ALPS: Improved Optimization for Highly Sparse One-Shot Pruning for Large Language Models

Xiang Meng,Kayhan Behdin,Haoyue Wang,Rahul Mazumder
2024-08-04
Abstract:The impressive performance of Large Language Models (LLMs) across various natural language processing tasks comes at the cost of vast computational resources and storage requirements. One-shot pruning techniques offer a way to alleviate these burdens by removing redundant weights without the need for retraining. Yet, the massive scale of LLMs often forces current pruning approaches to rely on heuristics instead of optimization-based techniques, potentially resulting in suboptimal compression. In this paper, we introduce ALPS, an optimization-based framework that tackles the pruning problem using the operator splitting technique and a preconditioned conjugate gradient-based post-processing step. Our approach incorporates novel techniques to accelerate and theoretically guarantee convergence while leveraging vectorization and GPU parallelism for efficiency. ALPS substantially outperforms state-of-the-art methods in terms of the pruning objective and perplexity reduction, particularly for highly sparse models.
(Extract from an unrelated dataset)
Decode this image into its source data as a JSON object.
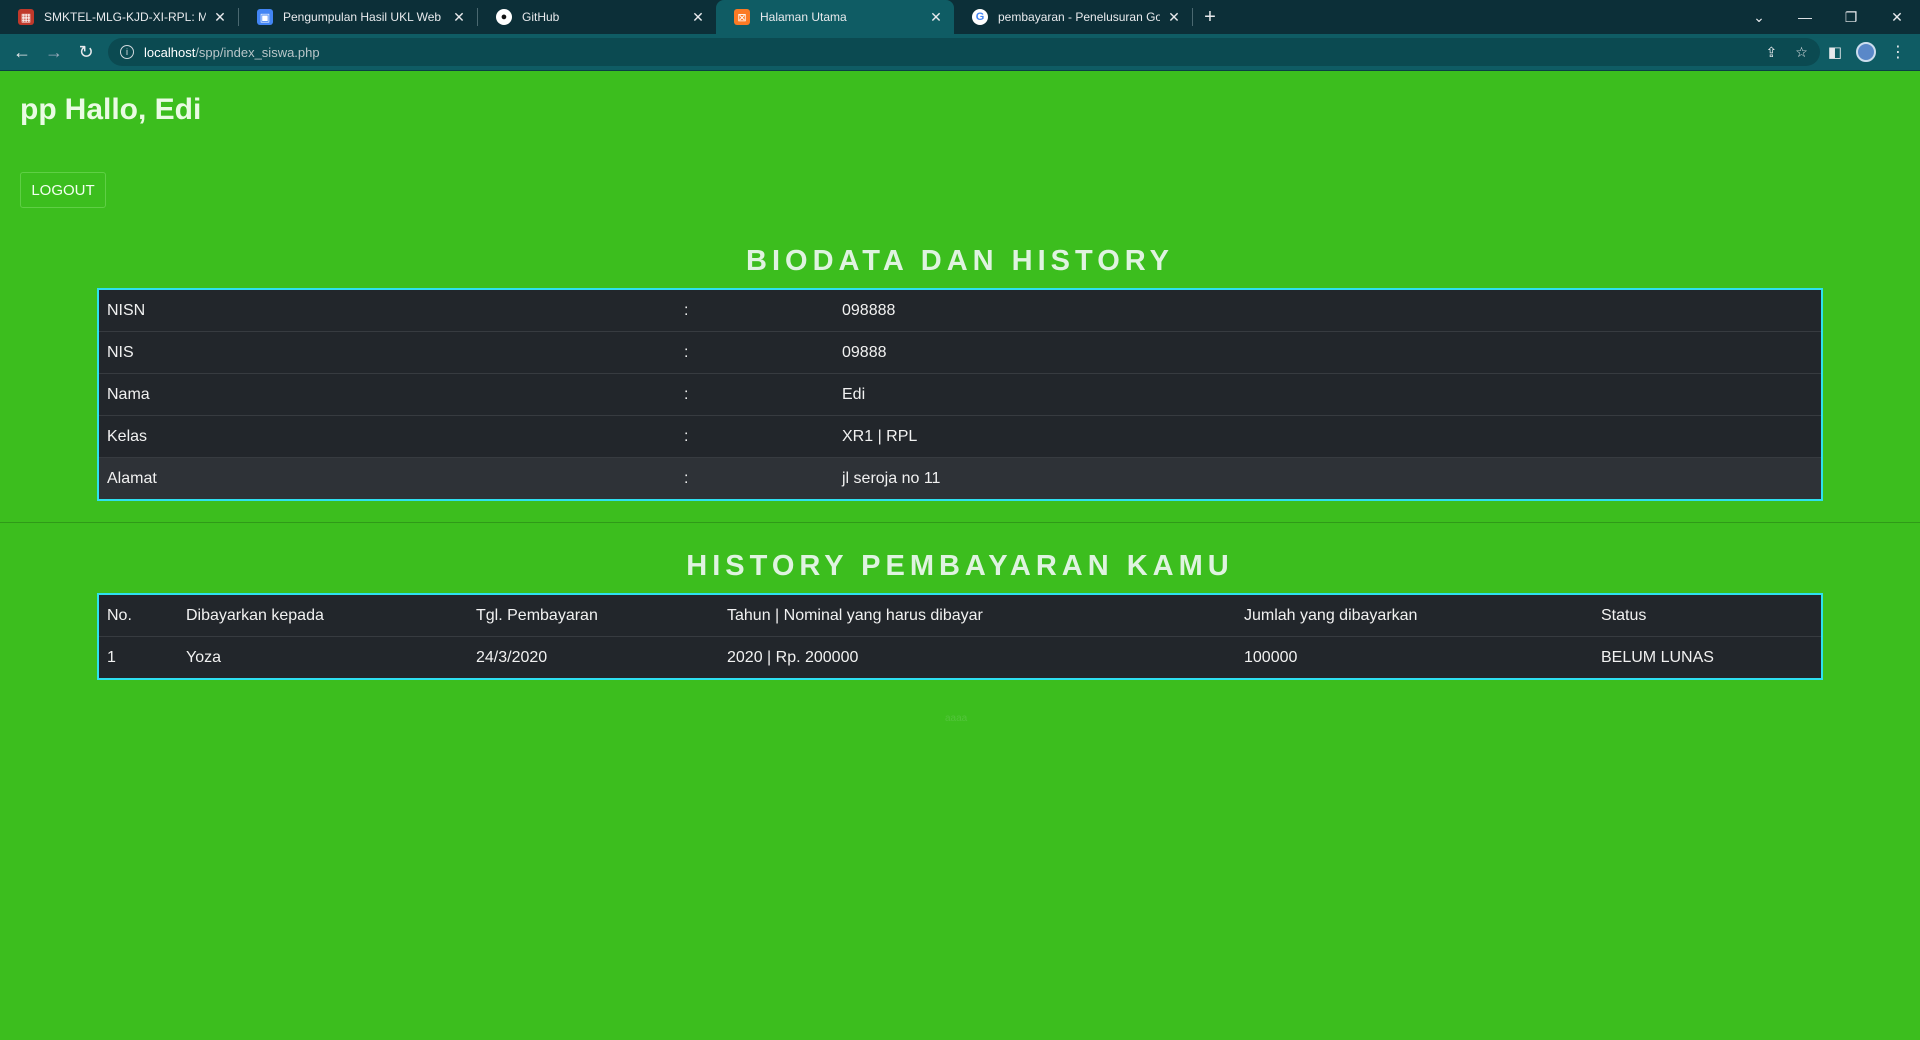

On the OPT-30B model with 70% sparsity, ALPS achieves a 13% reduction in test perplexity on the WikiText dataset and a 19% improvement in zero-shot benchmark performance compared to existing methods.
Machine Learning
What problem does this paper attempt to address?
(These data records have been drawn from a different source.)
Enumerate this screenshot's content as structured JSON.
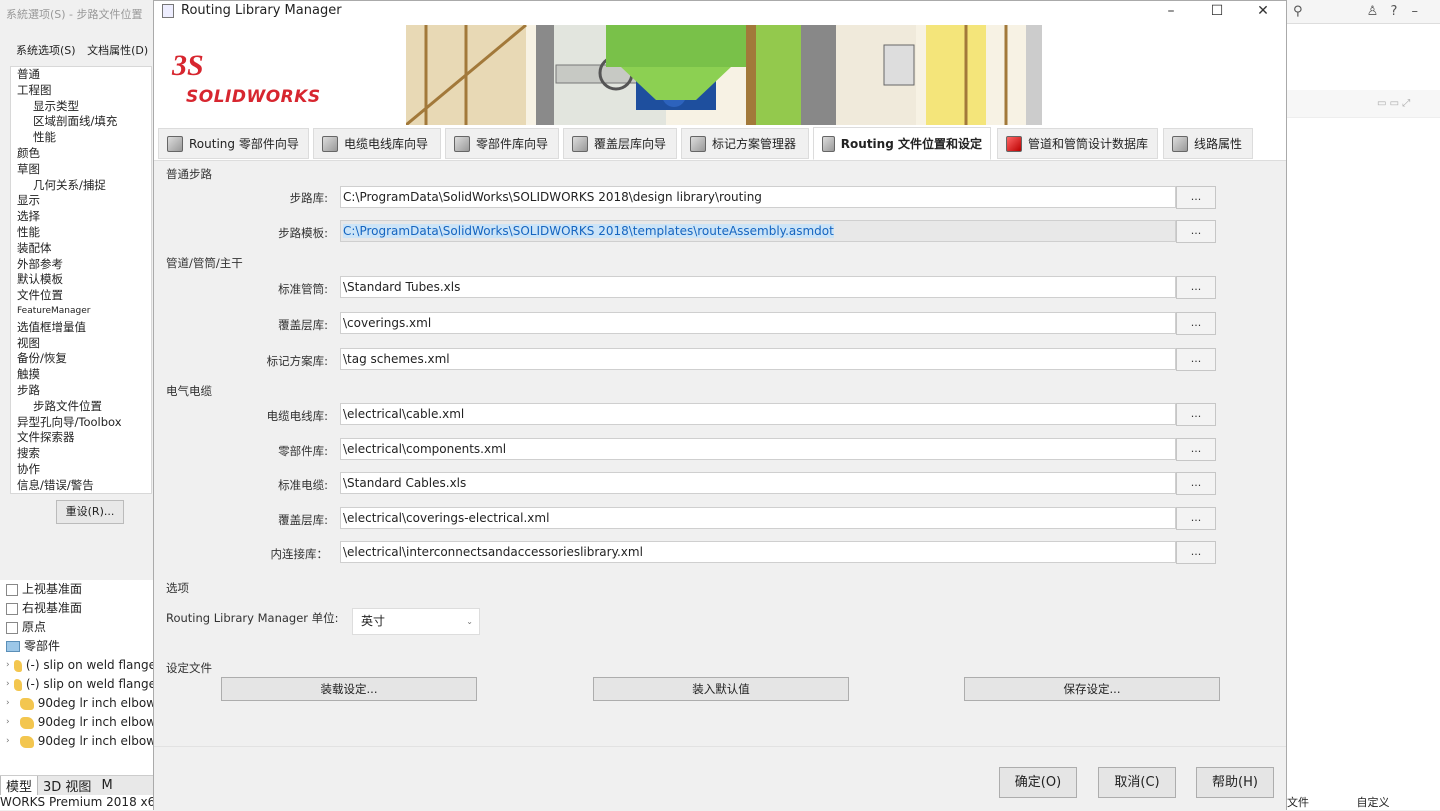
{
  "background_left": {
    "title": "系統選项(S) - 步路文件位置",
    "tabs": [
      "系统选项(S)",
      "文档属性(D)"
    ],
    "tree": [
      {
        "label": "普通",
        "level": 0
      },
      {
        "label": "工程图",
        "level": 0
      },
      {
        "label": "显示类型",
        "level": 1
      },
      {
        "label": "区域剖面线/填充",
        "level": 1
      },
      {
        "label": "性能",
        "level": 1
      },
      {
        "label": "颜色",
        "level": 0
      },
      {
        "label": "草图",
        "level": 0
      },
      {
        "label": "几何关系/捕捉",
        "level": 1
      },
      {
        "label": "显示",
        "level": 0
      },
      {
        "label": "选择",
        "level": 0
      },
      {
        "label": "性能",
        "level": 0
      },
      {
        "label": "装配体",
        "level": 0
      },
      {
        "label": "外部参考",
        "level": 0
      },
      {
        "label": "默认模板",
        "level": 0
      },
      {
        "label": "文件位置",
        "level": 0
      },
      {
        "label": "FeatureManager",
        "level": 0,
        "small": true
      },
      {
        "label": "选值框增量值",
        "level": 0
      },
      {
        "label": "视图",
        "level": 0
      },
      {
        "label": "备份/恢复",
        "level": 0
      },
      {
        "label": "触摸",
        "level": 0
      },
      {
        "label": "步路",
        "level": 0
      },
      {
        "label": "步路文件位置",
        "level": 1
      },
      {
        "label": "异型孔向导/Toolbox",
        "level": 0
      },
      {
        "label": "文件探索器",
        "level": 0
      },
      {
        "label": "搜索",
        "level": 0
      },
      {
        "label": "协作",
        "level": 0
      },
      {
        "label": "信息/错误/警告",
        "level": 0
      }
    ],
    "reset_label": "重设(R)..."
  },
  "feature_tree": [
    {
      "label": "上视基准面",
      "kind": "plane"
    },
    {
      "label": "右视基准面",
      "kind": "plane"
    },
    {
      "label": "原点",
      "kind": "origin"
    },
    {
      "label": "零部件",
      "kind": "folder"
    },
    {
      "label": "(-) slip on weld flange",
      "kind": "part"
    },
    {
      "label": "(-) slip on weld flange",
      "kind": "part"
    },
    {
      "label": "90deg lr inch elbow",
      "kind": "part"
    },
    {
      "label": "90deg lr inch elbow",
      "kind": "part"
    },
    {
      "label": "90deg lr inch elbow",
      "kind": "part"
    }
  ],
  "bottom_tabs": [
    "模型",
    "3D 视图",
    "M"
  ],
  "status_left": "WORKS Premium 2018 x64",
  "background_right": {
    "bottom_left": "文件",
    "bottom_mid": "自定义"
  },
  "dialog": {
    "title": "Routing Library Manager",
    "logo_mark": "3S",
    "logo_word": "SOLIDWORKS",
    "tabs": [
      {
        "label": "Routing 零部件向导",
        "active": false
      },
      {
        "label": "电缆电线库向导",
        "active": false
      },
      {
        "label": "零部件库向导",
        "active": false
      },
      {
        "label": "覆盖层库向导",
        "active": false
      },
      {
        "label": "标记方案管理器",
        "active": false
      },
      {
        "label": "Routing 文件位置和设定",
        "active": true
      },
      {
        "label": "管道和管筒设计数据库",
        "active": false
      },
      {
        "label": "线路属性",
        "active": false
      }
    ],
    "sections": {
      "general": "普通步路",
      "pipe": "管道/管筒/主干",
      "electrical": "电气电缆",
      "options": "选项",
      "settings_file": "设定文件"
    },
    "general_fields": [
      {
        "label": "步路库:",
        "value": "C:\\ProgramData\\SolidWorks\\SOLIDWORKS 2018\\design library\\routing",
        "selected": false
      },
      {
        "label": "步路模板:",
        "value": "C:\\ProgramData\\SolidWorks\\SOLIDWORKS 2018\\templates\\routeAssembly.asmdot",
        "selected": true
      }
    ],
    "pipe_fields": [
      {
        "label": "标准管筒:",
        "value": "\\Standard Tubes.xls"
      },
      {
        "label": "覆盖层库:",
        "value": "\\coverings.xml"
      },
      {
        "label": "标记方案库:",
        "value": "\\tag schemes.xml"
      }
    ],
    "electrical_fields": [
      {
        "label": "电缆电线库:",
        "value": "\\electrical\\cable.xml"
      },
      {
        "label": "零部件库:",
        "value": "\\electrical\\components.xml"
      },
      {
        "label": "标准电缆:",
        "value": "\\Standard Cables.xls"
      },
      {
        "label": "覆盖层库:",
        "value": "\\electrical\\coverings-electrical.xml"
      },
      {
        "label": "内连接库：",
        "value": "\\electrical\\interconnectsandaccessorieslibrary.xml"
      }
    ],
    "browse_label": "...",
    "units_label": "Routing Library Manager 单位:",
    "units_value": "英寸",
    "settings_buttons": [
      "装载设定...",
      "装入默认值",
      "保存设定..."
    ],
    "footer_buttons": [
      "确定(O)",
      "取消(C)",
      "帮助(H)"
    ],
    "colors": {
      "brand_red": "#d7262f",
      "selection": "#cce4f7"
    }
  }
}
The paper primarily addresses the issues of significant computational resource consumption and high storage demands in large language models (LLMs) by proposing a new framework called ALPS (ADMM-based LLM Pruning in one Shot). The aim is to reduce the number of model parameters through one-shot pruning techniques, thereby improving model efficiency. Specifically, ALPS addresses the following issues: 1. **Resource consumption of large-scale language models**: While LLMs perform excellently in natural language processing tasks, their large scale brings about high computational costs and storage demands. 2. **Application of one-shot pruning techniques**: Unlike traditional iterative pruning methods that require retraining, one-shot pruning techniques can remove redundant weights without additional training, thus reducing computational burden. 3. **Insufficient application of optimization techniques in pruning**: Due to the massive scale of LLMs, existing pruning methods often rely on heuristic algorithms rather than optimization techniques, which may lead to suboptimal compression results. To solve the above problems, ALPS proposes a framework based on the Operator Splitting Technique, specifically the Alternating Direction Method of Multipliers (ADMM), combined with a post-processing step using the Preconditioned Conjugate Gradient (PCG) method to achieve effective pruning of model weights. Specifically: - ALPS formulates the pruning problem as an optimization problem with `ℓ0` constraints and directly uses ADMM to solve this problem, simultaneously determining the support set of weights and updating these weights. - Once the support set stabilizes, ALPS employs a modified PCG method to solve for the optimal weights. This method leverages the sparse matrix structure and the advantages of GPU parallel computing, significantly improving computational speed. - By introducing a new penalty parameter update scheme, ALPS can ensure convergence while finding a high-quality support set. - Experimental results show that under high sparsity conditions, ALPS achieves significant improvements in pruning targets and perplexity reduction compared to existing methods. In summary, the goal of ALPS is to achieve one-shot pruning of large language models through efficient optimization methods, thereby effectively reducing the computational cost and storage demands of the model while maintaining or enhancing model performance.